Recruiting and Team Culture
by Libby Peters
Team culture is inarguably one of the most important elements of a successful rowing program. As a coach, it’s great to have a handful of super-talented, highly motivated athletes, but if those individuals don’t have a similar set of priorities, values and goals, they will fall short of their potential.
Although team culture can vary greatly from one boathouse to another, all successful programs have an underlying team culture that sets priorities and expectations, guides attitudes and behavior on and off the water, and ultimately has a tangible impact on the performance of the team. Finding the “right” culture is a very important consideration for any young person who hopes to make rowing a meaningful part of his or her college experience.
So what do I mean by team culture? It is more than just a set of rules passed down from the coach to the athletes, or the number of hours a week that the team practices. Think about it as the collective “character” of the team. Just as your character is something that helps guide you when you have to make a tough decision in life, team culture at the heart of everything that the team does.
When I was a college coach and recruiter at Columbia University, it was not lost on me that a huge draw for our recruits was New York City, and we valued the exuberant, ambitious, independent and fun-loving nature of our athletes. In the recruiting process we were looking for that special kind of athlete who, at their core, loved the sport of rowing so much that all of those traits would only add to their commitment to be the best athletes, teammates and competitors they could be on the water- not detract from it.
As a college athlete, you will be spending a lot of time with your teammates. Just as college coaches will be looking very carefully at you to see how you would fit within their culture, you should be equally as discerning in figuring out what that culture is and what it means for you. Before you start looking at programs, I cannot emphasize enough how important it is to look within yourself and ask yourself what motivates you to do this crazy sport in the first place.

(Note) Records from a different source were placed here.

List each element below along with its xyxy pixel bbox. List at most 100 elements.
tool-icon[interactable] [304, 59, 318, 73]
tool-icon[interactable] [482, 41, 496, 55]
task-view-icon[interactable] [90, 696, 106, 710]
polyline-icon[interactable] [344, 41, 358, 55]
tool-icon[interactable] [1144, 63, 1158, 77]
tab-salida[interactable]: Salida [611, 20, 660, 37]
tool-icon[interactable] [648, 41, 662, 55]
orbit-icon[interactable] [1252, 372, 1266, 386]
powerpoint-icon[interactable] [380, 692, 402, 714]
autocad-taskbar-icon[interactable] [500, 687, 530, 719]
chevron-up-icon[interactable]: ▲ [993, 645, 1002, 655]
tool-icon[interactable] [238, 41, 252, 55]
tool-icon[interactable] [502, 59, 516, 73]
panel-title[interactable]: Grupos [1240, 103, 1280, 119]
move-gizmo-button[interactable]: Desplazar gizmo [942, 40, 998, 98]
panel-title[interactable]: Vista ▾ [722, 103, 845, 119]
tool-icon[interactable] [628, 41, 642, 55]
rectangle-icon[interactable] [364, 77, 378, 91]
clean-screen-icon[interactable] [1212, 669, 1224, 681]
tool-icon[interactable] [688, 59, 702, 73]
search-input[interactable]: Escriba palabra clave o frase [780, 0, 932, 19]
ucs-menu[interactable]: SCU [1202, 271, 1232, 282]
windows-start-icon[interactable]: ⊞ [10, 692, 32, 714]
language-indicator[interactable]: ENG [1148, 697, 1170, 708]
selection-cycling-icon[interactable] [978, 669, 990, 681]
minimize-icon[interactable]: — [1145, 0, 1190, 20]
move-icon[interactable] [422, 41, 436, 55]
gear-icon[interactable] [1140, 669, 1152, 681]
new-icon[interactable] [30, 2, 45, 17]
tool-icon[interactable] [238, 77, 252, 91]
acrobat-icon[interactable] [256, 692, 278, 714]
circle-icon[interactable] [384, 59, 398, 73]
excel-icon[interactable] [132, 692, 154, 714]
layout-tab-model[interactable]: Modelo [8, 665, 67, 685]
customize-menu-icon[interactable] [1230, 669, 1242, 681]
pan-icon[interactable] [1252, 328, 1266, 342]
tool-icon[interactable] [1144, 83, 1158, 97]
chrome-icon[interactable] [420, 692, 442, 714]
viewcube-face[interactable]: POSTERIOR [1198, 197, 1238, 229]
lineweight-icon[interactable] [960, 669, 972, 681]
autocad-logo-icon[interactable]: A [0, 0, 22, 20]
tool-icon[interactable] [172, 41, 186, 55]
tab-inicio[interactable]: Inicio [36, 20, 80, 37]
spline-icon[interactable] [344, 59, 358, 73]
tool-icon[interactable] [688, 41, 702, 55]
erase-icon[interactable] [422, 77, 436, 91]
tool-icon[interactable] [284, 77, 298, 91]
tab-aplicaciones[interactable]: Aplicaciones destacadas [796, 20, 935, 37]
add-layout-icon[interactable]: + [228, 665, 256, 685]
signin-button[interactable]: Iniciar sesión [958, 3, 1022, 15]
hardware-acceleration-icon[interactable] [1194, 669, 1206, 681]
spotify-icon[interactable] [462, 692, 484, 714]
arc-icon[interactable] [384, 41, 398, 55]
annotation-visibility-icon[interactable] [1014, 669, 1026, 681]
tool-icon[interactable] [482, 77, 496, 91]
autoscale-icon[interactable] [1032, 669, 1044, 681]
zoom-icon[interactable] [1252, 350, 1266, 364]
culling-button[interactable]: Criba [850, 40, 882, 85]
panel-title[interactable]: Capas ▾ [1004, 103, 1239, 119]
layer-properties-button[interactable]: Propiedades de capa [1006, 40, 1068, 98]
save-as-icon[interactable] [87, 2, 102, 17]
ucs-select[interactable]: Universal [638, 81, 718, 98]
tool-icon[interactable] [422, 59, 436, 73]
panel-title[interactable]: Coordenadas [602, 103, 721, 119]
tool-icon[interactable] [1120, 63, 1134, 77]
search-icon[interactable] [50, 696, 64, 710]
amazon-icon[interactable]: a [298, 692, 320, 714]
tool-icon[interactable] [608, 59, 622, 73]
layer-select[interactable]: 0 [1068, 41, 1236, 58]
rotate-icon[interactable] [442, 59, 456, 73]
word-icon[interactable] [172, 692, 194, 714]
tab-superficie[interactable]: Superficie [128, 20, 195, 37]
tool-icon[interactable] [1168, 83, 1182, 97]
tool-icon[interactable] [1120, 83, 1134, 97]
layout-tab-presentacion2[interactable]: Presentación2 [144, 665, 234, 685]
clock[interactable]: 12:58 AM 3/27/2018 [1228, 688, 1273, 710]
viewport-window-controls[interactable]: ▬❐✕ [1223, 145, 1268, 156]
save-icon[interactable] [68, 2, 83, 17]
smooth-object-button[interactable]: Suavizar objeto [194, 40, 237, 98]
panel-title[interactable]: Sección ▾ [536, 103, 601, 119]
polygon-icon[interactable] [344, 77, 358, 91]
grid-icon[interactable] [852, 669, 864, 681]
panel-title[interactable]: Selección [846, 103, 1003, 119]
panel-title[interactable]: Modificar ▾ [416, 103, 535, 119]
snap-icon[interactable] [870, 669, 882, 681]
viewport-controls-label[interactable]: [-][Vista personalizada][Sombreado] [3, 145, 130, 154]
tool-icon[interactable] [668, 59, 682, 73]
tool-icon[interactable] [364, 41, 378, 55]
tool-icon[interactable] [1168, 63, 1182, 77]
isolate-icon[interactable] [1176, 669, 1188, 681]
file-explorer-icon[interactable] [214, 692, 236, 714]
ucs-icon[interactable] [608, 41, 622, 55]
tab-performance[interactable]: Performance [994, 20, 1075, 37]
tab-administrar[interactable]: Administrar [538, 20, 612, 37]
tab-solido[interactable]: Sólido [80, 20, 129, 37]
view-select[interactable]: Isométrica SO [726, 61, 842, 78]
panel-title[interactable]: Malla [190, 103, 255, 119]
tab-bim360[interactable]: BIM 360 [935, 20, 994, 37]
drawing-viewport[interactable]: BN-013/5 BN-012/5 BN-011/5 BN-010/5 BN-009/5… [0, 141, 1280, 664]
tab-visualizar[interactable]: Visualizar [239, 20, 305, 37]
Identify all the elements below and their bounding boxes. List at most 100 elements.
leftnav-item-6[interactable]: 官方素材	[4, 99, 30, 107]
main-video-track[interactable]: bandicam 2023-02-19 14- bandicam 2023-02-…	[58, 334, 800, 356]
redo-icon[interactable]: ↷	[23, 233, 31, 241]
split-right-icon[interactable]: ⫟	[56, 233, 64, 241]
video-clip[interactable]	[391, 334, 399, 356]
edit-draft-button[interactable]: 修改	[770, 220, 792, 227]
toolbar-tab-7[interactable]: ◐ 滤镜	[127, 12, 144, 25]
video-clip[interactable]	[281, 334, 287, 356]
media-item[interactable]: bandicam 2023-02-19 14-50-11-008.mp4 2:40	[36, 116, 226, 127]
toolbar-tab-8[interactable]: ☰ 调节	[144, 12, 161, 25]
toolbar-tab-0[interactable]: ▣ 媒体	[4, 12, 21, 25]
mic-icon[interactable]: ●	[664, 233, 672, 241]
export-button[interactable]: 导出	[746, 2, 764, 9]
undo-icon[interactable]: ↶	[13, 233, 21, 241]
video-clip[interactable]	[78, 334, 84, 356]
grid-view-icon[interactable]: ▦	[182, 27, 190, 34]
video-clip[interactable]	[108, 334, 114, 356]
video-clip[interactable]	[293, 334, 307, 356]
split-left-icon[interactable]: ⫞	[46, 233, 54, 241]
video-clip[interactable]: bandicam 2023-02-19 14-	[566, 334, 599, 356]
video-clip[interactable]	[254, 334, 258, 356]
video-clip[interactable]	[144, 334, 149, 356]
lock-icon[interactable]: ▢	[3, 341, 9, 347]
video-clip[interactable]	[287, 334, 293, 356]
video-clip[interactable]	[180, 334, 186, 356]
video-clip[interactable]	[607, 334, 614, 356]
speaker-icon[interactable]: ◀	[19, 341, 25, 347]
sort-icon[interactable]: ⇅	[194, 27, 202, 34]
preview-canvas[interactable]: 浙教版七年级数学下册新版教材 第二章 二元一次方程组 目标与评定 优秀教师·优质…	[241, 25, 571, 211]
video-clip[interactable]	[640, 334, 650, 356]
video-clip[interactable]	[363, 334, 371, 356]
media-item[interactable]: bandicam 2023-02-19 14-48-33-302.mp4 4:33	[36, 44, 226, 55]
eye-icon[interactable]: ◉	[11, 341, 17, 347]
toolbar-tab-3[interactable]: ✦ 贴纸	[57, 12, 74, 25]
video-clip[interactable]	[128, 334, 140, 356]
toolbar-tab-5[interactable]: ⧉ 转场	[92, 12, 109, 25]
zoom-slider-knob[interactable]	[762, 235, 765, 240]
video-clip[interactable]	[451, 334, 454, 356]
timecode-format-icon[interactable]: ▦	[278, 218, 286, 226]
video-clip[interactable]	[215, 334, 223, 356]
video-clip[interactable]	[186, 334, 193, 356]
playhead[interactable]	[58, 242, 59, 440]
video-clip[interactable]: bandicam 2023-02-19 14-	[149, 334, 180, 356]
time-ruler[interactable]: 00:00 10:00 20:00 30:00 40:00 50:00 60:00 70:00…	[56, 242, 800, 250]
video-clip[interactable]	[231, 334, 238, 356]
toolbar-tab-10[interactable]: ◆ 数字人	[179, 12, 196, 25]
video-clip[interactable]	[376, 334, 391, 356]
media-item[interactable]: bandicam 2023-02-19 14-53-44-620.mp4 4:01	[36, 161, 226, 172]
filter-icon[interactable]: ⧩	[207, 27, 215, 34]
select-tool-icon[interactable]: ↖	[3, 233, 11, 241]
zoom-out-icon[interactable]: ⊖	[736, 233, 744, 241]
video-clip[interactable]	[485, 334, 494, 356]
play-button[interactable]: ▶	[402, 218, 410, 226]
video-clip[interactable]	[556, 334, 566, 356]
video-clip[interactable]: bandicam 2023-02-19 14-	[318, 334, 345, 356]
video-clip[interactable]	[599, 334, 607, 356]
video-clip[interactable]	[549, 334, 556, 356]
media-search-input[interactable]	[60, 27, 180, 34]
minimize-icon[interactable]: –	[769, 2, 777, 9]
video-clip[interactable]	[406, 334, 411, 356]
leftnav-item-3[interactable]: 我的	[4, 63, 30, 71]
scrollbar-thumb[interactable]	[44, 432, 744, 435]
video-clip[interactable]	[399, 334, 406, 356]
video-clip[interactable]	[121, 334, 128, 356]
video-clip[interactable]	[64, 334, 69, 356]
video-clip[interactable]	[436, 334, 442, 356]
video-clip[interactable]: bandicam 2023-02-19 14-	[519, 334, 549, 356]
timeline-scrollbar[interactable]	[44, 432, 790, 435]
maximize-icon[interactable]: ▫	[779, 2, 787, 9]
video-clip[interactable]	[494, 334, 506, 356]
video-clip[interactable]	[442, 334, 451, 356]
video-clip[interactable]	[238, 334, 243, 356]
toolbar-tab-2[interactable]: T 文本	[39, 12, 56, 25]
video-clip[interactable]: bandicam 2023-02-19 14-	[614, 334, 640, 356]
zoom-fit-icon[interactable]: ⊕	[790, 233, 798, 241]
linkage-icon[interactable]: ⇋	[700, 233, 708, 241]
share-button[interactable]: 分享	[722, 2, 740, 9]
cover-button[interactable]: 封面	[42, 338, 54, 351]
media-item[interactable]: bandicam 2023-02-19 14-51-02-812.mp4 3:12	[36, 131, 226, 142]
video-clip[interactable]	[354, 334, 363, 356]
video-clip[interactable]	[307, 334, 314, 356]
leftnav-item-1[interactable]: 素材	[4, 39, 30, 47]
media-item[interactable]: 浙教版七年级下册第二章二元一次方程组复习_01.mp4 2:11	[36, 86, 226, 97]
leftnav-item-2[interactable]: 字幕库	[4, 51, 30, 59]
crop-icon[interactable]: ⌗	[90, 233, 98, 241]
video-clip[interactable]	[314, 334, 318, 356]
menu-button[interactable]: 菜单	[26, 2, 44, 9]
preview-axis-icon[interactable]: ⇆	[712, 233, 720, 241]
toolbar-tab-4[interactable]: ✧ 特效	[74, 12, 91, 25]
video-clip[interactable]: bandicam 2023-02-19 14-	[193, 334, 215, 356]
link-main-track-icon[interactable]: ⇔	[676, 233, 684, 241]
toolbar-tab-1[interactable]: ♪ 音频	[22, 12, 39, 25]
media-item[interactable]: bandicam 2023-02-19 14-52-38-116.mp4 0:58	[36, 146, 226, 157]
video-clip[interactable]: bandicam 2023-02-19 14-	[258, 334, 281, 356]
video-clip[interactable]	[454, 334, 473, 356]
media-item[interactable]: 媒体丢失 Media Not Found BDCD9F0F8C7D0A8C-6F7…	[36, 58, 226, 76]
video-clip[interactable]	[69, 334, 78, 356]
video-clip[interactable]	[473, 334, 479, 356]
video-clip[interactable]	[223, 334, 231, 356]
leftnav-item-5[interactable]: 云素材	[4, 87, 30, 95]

This kind of self-reflection that is at the heart of everything we do at Sparks Consulting. So ask yourself, how big of a priority do I want rowing to be in my life? What goals do I have for myself as a student-athlete? Do I like big, loud, high-energy environments, or do I prefer a small, calm environment in which to train? What is more important to me- that I win as much as possible, or that I am challenged as much as possible in the pursuit of winning? What kind of coaching style do I prefer? When you figure out what motivates you, you will figure out the ideal culture for you.
Keep in mind that a highly competitive, highly successful program is not incompatible with a highly supportive, well-balanced environment. One legendary rowing coach who I always look to as an example of leadership in our sport tells his athletes every year: “I want you to be passionate about this, but not obsessed. You need balance in your life. Family first, school second, rowing third.” This coach has created one of the most dominant DI rowing programs in the country, yet he rarely talks about winning.
As you are looking at different programs and trying to get a handle on what the team culture is like at a specific school, pay attention to what people do, not just way they say. In rowing, as in life, that is what really matters. Happy college searching!